The not-so-cool part about Star Ocean 3’s world is that the game also has a LOT of backtracking, where you’ll just be running back and forth between cities. A side quest even has you running all the way from one end of the world to the other, just to deliver some letter. And there’s really no fast travel in this game, except for that one guy who offers to take you between two specific spots, but that’s all I remember. The rest of the time, you walk. Bleh.
Right, so about the storyline. It honestly plays it fairly straight at first. You land on this fantasy planet, start to get into some trouble, meet some new faces and all that jazz. I’ve always enjoyed how Star Ocean mixed fantasy with sci-fi, and it was pretty interesting to see Fayt go on about how he must keep his hi-tech gadgets and origins a secret so as not to interfere with an underdeveloped planet’s history and such.
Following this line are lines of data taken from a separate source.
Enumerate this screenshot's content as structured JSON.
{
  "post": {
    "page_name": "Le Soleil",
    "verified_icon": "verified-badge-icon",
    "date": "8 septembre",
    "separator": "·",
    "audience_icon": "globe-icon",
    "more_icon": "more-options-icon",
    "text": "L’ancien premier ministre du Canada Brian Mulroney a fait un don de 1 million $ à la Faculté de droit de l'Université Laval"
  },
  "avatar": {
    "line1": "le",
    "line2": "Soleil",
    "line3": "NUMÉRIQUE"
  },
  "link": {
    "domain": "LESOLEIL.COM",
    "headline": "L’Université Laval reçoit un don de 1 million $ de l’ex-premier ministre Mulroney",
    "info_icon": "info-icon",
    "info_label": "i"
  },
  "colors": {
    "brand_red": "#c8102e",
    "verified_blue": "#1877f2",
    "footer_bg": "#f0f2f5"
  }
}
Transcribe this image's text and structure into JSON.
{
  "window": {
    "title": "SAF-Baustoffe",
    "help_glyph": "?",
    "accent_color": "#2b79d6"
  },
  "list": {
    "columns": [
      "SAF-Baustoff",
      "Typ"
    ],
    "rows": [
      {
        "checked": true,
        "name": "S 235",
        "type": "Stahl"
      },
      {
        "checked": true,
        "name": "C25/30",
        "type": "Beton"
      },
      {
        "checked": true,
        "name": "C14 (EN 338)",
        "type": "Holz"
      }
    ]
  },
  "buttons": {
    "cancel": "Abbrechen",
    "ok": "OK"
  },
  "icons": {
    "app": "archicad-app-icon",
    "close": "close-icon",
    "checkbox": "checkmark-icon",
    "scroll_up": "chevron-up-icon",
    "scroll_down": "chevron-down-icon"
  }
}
So eventually you start getting more and more involved with the various major powers on Fantasy Planet, and then some dramatic stuff happens, more problems arise… well, it’s typical JRPG fluff, but I didn’t mind. I came to play a standard but solid JRPG and that’s what I got. In the first half, anyway.
And then The Twist happened.
Let me illustrate what my reaction was:
Yes. I obviously won’t spoil what the twist is, but it honestly made the entire game, no, the entire franchise feel kinda hollow. I don’t think I’ll be able to look at Star Ocean games the same way again, all thanks to this one reveal. I mean, it didn’t piss me off or anything, I’m not frothing at the mouth here, but I kept asking “why?”. There could’ve been a dozen better ways to wrap up this storyline, and they went with this load of baloney.
After The Twist (*laugh track plays*), the rest of the game mostly focuses on sci-fi stuff, and your adventures in Fantasy Land are mostly over, and you’re stuck wandering boring steel hallways and boring spaceships and other boring places. The ending is sort of meh, plus the final villain comes out of nowhere and suffers from Generic Villain Syndrome, even if some of what he says is mildly thought-provoking, though I won’t go into details so as not to spoil The Twist.
I think this review ended up being a bit rambly, but that’s okay. It might also be proof of my gradually unraveling sanity, which is… not so okay, but I’ll deal with it. For now, all I can say is that Star Ocean 3 was fine until it decided to shit the bed with its second half, and by the end, it kinda left me burned out and exhausted. It’s worth a playthrough, and there’s much to like about it (not just Nel) if you want a decent JRPG from the good ol’ PS2 era, but don’t expect too much.
Are you still doing that drinking game, by the way? Is your liver okay? I’m starting to get worried.